Insgesamt orientiert sich der Neubau in seiner Architektur an die benachbarten Bestandsgebäude, aber auch an der bestehenden Topografie. Auffällig viel Glas sorgt für lichtdurchflutete Räume, aber auch für eine freundliche und moderne Gebäudearchitektur.

Das Gebäude wurde nach modernsten energetischen Standards ausgeführt und erfüllt sogar Passivhausstandard. Tatsächlich erreicht das neue Schulhaus einen Effizienzhaus-Standard von unter 40, was mit einem KFW-Zuschuss von weit über einer Million Euro belohnt wurde.

Das Dach wurde extensiv begrünt und mit einer 80 KW- Photovoltaik-Anlage ausgestattet. Es entstand aber nicht nur ein energetisches Vorzeigeprojekt: Das Gebäude verfügt über ein ausgeklügeltes Lüftungssystem, das im Sommer die Raumtemperaturen sogar deutlich kühlen wird.
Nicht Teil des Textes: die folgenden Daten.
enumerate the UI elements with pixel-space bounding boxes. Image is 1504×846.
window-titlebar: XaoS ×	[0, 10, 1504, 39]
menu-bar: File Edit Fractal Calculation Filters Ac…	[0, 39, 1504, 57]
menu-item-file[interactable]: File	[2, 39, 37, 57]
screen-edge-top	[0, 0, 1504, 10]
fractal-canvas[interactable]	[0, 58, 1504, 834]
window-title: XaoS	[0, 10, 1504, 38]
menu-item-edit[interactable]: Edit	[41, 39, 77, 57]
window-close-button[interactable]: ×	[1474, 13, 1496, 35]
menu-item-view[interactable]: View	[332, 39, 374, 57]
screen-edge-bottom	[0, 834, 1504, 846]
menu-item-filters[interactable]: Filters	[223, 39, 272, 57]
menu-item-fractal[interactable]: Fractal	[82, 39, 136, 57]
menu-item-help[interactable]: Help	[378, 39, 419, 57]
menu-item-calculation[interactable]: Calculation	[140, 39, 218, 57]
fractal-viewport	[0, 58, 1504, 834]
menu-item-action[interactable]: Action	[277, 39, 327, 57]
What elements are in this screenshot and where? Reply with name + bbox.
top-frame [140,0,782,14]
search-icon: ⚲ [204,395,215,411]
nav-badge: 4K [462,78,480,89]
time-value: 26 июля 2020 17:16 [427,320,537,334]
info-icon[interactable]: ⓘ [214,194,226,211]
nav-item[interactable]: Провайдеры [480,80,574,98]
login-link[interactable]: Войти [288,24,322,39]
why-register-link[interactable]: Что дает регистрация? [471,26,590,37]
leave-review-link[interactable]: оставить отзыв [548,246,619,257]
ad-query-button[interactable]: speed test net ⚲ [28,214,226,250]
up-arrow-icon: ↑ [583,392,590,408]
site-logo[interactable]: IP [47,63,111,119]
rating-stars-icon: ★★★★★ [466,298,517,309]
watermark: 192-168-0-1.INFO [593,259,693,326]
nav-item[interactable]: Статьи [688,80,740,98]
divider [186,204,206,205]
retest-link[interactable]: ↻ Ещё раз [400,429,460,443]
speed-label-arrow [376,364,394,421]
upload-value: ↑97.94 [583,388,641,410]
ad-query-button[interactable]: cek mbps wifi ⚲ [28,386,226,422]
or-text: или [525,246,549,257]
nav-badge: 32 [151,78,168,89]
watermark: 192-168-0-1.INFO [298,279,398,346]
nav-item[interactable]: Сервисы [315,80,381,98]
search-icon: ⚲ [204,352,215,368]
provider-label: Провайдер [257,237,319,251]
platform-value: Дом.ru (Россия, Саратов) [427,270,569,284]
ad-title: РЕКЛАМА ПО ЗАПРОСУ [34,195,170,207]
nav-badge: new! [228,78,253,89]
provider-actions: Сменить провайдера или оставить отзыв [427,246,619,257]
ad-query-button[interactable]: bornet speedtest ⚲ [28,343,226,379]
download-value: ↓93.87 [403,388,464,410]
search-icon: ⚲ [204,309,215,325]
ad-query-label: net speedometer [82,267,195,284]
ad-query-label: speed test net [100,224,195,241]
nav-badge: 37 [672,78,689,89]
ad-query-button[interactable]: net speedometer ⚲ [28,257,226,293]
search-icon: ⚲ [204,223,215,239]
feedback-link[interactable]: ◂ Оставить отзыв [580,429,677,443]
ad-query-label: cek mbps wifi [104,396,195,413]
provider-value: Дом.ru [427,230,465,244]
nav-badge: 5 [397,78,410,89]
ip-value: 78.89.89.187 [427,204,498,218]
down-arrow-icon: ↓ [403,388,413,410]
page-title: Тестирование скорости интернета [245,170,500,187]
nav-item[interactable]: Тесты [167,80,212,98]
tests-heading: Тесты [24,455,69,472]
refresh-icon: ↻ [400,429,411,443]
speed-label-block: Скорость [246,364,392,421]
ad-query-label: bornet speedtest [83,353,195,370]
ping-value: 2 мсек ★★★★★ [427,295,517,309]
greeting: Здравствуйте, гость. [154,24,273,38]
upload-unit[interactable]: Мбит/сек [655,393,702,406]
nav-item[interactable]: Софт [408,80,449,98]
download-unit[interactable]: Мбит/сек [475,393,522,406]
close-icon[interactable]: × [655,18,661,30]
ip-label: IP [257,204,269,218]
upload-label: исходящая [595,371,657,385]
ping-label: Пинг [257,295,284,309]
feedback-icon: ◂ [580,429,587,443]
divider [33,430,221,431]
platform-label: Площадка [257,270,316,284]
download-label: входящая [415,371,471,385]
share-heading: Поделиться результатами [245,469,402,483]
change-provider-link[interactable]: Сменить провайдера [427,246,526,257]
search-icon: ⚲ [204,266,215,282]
Auch eine nachhaltige Regenwassernutzung mit Zisternen im Pausenhof für die Bewässerung von Außenanlagen in den Sommermonaten wurde realisiert.

Neben der KFW-Förderung in Höhe von 1,25 Millionen Euro erhält Schonungen einen staatlichen Zuschuss von etwa 7 Mio. Euro.

Dankbar zeigte sich Bürgermeister Stefan Rottmann für die geleistete Arbeit bei allen Planern, Bauunternehmen und Handwerkern, insbesondere dem Architekturbüro Holger Philipp für die verlässliche und ausgezeichnete Arbeit und dem gemeindlichen Bautechniker Lutz Brückner.